BSI Turns AI Finance Into An Audit Question
Germany’s most useful AI compliance document for finance is not a manifesto. It is a test catalogue.
The Federal Office for Information Security, the BSI, has put a finance-specific frame around trustworthy AI systems. Its AI page points to the Test Criteria Catalogue for AI Systems in Finance, developed under the AICRIV project. The catalogue is aimed at developers, providers, operators and testing organisations in the financial industry. It is written in English because the intended audience is not only German banks and insurers, but financial and insurance institutions across the EU.
That language choice matters. Germany is using a national cyber authority to produce a working control instrument for a European regulatory problem. The EU AI Act sets obligations. Financial firms still need to translate those obligations into checks, artefacts and governance routines. BSI’s catalogue is one of the clearer attempts to make that translation operational.
The BSI describes the catalogue as covering nearly 100 practical test criteria. The areas listed are not cosmetic: IT security, data quality, model robustness, governance, human oversight and performance. Those are the same control families that decide whether an AI system in a bank is merely well described or actually manageable. In finance, that distinction is the difference between a model inventory and a supervisory file that can survive a challenge.
This is also why the catalogue is more important than another high-level AI ethics note. Banks and insurers already know they need policies for model risk, outsourcing, information security, data protection and consumer treatment. The harder problem is proving that a specific AI system satisfies those policies. A credit model, a fraud-detection tool, an AML monitoring system or an internal coding assistant each creates a different evidence burden. The BSI catalogue pushes the conversation toward testability.

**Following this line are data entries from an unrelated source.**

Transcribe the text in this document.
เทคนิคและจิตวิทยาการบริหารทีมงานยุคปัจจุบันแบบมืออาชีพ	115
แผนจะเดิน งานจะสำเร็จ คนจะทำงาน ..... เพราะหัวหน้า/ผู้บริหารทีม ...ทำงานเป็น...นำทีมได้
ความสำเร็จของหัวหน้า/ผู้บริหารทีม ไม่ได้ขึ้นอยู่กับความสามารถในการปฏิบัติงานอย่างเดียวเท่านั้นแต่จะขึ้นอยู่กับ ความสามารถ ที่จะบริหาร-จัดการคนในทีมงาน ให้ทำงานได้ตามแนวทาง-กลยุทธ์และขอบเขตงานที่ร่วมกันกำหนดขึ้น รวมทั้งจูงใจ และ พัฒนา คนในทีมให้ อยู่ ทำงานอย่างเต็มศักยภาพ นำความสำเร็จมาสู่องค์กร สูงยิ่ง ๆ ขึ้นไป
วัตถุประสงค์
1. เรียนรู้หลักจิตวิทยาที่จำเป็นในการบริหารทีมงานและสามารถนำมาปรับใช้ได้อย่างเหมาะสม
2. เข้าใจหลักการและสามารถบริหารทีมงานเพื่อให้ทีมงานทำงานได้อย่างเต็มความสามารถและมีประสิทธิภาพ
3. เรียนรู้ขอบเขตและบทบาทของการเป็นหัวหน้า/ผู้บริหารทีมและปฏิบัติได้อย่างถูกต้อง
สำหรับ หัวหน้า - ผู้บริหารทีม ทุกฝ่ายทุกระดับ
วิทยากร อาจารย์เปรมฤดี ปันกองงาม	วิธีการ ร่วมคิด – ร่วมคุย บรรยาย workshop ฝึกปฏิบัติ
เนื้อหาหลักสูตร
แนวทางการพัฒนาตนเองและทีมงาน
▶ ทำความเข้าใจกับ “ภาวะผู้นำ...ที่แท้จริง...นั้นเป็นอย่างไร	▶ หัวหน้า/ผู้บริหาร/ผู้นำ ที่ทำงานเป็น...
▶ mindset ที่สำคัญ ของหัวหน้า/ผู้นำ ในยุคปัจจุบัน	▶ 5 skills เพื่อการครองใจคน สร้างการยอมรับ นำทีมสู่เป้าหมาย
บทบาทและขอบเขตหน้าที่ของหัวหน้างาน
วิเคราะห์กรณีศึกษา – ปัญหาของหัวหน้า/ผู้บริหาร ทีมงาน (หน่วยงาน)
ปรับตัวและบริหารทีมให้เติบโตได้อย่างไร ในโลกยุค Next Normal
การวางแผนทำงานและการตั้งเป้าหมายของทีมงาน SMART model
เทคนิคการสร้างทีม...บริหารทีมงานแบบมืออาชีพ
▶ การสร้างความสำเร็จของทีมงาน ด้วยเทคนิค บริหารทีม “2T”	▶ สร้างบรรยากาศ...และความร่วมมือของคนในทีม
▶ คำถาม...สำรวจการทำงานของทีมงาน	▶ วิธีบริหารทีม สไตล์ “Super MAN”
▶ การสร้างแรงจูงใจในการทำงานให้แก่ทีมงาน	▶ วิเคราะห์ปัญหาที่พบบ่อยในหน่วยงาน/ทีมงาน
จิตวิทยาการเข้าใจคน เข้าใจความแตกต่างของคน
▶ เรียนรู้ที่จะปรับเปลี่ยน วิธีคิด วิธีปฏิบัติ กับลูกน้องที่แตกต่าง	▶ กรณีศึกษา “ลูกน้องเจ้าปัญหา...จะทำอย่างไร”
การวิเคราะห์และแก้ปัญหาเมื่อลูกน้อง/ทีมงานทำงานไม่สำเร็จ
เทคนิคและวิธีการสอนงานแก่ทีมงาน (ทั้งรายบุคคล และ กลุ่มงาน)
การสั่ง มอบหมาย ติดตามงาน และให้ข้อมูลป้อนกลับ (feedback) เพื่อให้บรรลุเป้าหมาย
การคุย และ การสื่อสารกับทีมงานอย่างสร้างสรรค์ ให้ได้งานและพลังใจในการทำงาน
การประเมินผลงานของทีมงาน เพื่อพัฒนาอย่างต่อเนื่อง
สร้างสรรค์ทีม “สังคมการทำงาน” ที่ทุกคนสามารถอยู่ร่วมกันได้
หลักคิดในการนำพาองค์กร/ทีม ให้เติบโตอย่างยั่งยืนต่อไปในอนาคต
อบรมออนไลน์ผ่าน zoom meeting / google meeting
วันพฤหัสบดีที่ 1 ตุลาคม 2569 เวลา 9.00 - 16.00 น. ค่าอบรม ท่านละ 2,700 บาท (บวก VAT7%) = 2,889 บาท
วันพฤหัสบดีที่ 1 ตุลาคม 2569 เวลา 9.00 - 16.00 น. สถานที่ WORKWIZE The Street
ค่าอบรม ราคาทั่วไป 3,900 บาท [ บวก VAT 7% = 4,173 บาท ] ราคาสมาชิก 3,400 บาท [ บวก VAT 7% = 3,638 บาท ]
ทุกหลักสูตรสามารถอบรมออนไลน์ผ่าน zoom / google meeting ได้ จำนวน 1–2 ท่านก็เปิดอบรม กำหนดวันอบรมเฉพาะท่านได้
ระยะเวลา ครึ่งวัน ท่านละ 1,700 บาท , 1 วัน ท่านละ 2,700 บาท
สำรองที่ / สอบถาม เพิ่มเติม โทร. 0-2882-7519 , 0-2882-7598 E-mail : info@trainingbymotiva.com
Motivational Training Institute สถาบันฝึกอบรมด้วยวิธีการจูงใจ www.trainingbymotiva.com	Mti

BaFin’s own risk work explains the demand side. In its 2025 digitalisation trend, the supervisor says financial firms are increasingly using artificial intelligence, especially generative AI, across the value chain. It also describes many generative AI initiatives as still being in pilot or test phases. The most common large-language-model uses are internal assistants, document preparation and developer support. Customer contact exists as a potential use case, but BaFin says it has so far been relatively limited.
That is a sober picture. The current German supervisory issue is not a sudden wave of autonomous customer-facing bank bots. It is the quieter spread of AI into internal production, risk and operations. Those systems can change how documents are processed, how code is written, how alerts are triaged and how staff make decisions. They may not sit in front of the consumer. They still sit inside the control environment.
BSI’s catalogue lands in that gap. It gives the financial sector a way to ask whether an AI system is secure, whether the data pipeline is fit for purpose, whether robustness has been tested, whether human oversight is real and whether performance claims can be validated. That is the language auditors, model-risk teams and supervisors can use together.
There is a second German angle. The BSI is a cyber authority, not a conduct regulator. Its entry point is security and trustworthiness. That makes the catalogue especially relevant where AI risk overlaps with operational resilience: poisoned data, adversarial inputs, opaque third-party models, undocumented dependencies, weak monitoring and brittle fallbacks. For banks that are already adapting to DORA, the catalogue points toward the next layer of scrutiny. It is not enough to say the ICT service is resilient if the AI component inside the process cannot be tested.
The catalogue also reduces one common excuse in AI governance. Firms often argue that standards are too unsettled to build detailed controls. That is partly true. The AI Act still needs implementation practice, and sector supervisors will refine expectations. But the absence of final case law does not mean the absence of testable controls. The BSI has listed concrete dimensions and linked the work to existing standards and regulation. A bank can disagree with a criterion. It cannot credibly say there is no starting point.
For international readers, the point is not that Germany has solved AI supervision. It has not. The point is that the German compliance stack is becoming more operational before many firms have moved beyond pilots. BaFin is watching AI use in finance. BSI is offering test criteria for finance-specific AI systems. The EU AI Act supplies the legislative frame. Together, they create a direction of travel: evidence before scale.
That will suit some institutions better than others. Large banks and insurers already have model-risk, information-security and internal-audit teams that can absorb a catalogue and turn it into control mappings. Smaller fintechs and service providers may find the evidence demand heavier. But that burden is also the message. In German financial supervision, AI adoption is not judged only by whether a use case is innovative. It is judged by whether the institution can show how the system behaves, how it fails and who is accountable when it does.
The first real AI compliance race in German finance may therefore be less glamorous than the market expects. It is not a race to deploy the most visible assistant. It is a race to build files that satisfy security, governance and audit questions before the pilot becomes infrastructure.